The authors analyzed a proprietary dataset of 59 traditional SF acquisitions that had reached full cycle (acquisition through to exit). Each company was categorized into four groups based on recurring revenue at the time of purchase:
- None (0%)
- Low (1–49%)
- Moderate (50–79%)
- High (80–100%)
For each case, MOIC and IRR were measured at exit, alongside the entry EBITDA multiple paid. A range of statistical analyses (histograms, regressions, correlation tests, Mood’s median test, and t-tests) were performed to assess whether recurring revenue levels predicted financial outcomes.
Main findings:
- No meaningful relationship: Across all tests, the study found no statistically significant correlation between the percentage of recurring revenue at acquisition and MOIC or IRR. High recurring revenue businesses did not consistently deliver stronger returns.
- Greater cost of entry: The one significant relationship observed was that companies with higher recurring revenue commanded higher EBITDA acquisition multiples. Entrepreneurs paid more upfront for these businesses, which likely eroded potential returns.
- Moderate recurring revenue as a “sweet spot”? In some analyses, companies with 50–80% recurring revenue appeared to deliver solid results. However, these findings lacked statistical robustness and could be due to noise in the data.
- Randomness and outliers: Outcomes varied widely across all bins, including companies with no recurring revenue that delivered strong returns, and some high recurring revenue firms that underperformed.
Interpretation and limitations:
- The dataset comes from a single experienced investor, avoiding double-counting but raising concerns of sampling bias.
- Other explanatory variables (industry, CEO background, acquisition vintage) were not included, meaning omitted variable bias could affect results.
- With only 59 observations, results are directional rather than conclusive. More data might confirm, refine, or contradict these findings.
Why recurring revenue still matters:
Even if it does not guarantee higher MOICs or IRRs, recurring revenue can remain strategically valuable:
- Operational stability for new CEOs: predictable cash flows reduce early pressure and allow inexperienced leaders to adapt more smoothly.
- Investor appeal: many ETA investors strongly prefer recurring revenue, making deals easier to finance.
- Potential for value creation: increasing recurring revenue during ownership (e.g., shifting from transactional to subscription models) can lead to higher exit multiples.

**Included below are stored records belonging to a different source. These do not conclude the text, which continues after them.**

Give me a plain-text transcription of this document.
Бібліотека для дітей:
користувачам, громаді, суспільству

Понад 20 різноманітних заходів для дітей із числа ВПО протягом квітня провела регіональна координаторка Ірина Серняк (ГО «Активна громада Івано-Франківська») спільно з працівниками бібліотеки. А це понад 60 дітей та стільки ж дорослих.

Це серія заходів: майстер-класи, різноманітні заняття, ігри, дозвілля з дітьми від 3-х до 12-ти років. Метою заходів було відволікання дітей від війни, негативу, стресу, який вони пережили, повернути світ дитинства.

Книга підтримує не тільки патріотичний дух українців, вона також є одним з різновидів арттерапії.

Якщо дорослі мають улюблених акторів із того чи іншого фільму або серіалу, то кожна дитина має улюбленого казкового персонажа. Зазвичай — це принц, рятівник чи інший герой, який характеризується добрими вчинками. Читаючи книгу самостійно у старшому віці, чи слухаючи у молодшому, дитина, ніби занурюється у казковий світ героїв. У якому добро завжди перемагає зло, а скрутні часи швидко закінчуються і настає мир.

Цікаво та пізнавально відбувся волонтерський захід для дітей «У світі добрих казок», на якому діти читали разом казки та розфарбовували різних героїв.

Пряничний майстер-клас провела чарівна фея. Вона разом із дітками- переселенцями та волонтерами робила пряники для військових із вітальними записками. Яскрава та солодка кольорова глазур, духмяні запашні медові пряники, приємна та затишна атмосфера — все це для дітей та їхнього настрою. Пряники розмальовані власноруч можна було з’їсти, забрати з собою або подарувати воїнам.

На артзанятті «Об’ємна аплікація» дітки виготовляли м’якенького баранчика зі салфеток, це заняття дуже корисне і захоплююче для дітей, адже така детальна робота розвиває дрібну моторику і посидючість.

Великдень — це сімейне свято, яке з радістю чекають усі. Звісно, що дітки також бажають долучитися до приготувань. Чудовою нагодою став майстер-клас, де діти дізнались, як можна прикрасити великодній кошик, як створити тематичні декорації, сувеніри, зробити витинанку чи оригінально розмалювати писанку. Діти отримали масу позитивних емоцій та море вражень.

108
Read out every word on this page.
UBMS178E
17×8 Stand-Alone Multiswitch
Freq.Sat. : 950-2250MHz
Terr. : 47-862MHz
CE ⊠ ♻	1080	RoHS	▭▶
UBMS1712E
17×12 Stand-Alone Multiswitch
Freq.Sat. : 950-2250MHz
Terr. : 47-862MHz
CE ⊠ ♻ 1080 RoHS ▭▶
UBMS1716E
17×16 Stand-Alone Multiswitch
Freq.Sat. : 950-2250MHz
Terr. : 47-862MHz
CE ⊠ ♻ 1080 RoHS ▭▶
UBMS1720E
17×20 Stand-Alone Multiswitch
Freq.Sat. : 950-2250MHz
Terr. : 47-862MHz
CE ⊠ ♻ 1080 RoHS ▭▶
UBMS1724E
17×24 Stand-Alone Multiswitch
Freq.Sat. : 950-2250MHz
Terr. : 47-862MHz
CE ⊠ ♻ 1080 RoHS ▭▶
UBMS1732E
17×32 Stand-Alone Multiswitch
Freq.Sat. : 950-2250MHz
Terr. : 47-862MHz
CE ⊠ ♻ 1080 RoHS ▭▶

This study challenges a central tenet of ETA wisdom: recurring revenue alone does not reliably drive superior financial outcomes. Entrepreneurs should be cautious not to overpay for this attribute, as higher entry multiples can cancel out its benefits. Still, recurring revenue retains practical advantages, operational comfort, investor demand, and valuation upside if increased during ownership. The broader implication is that ETA entrepreneurs may want to relax their strict focus on recurring revenue and consider a wider pool of acquisition opportunities without sacrificing the potential for strong financial performance.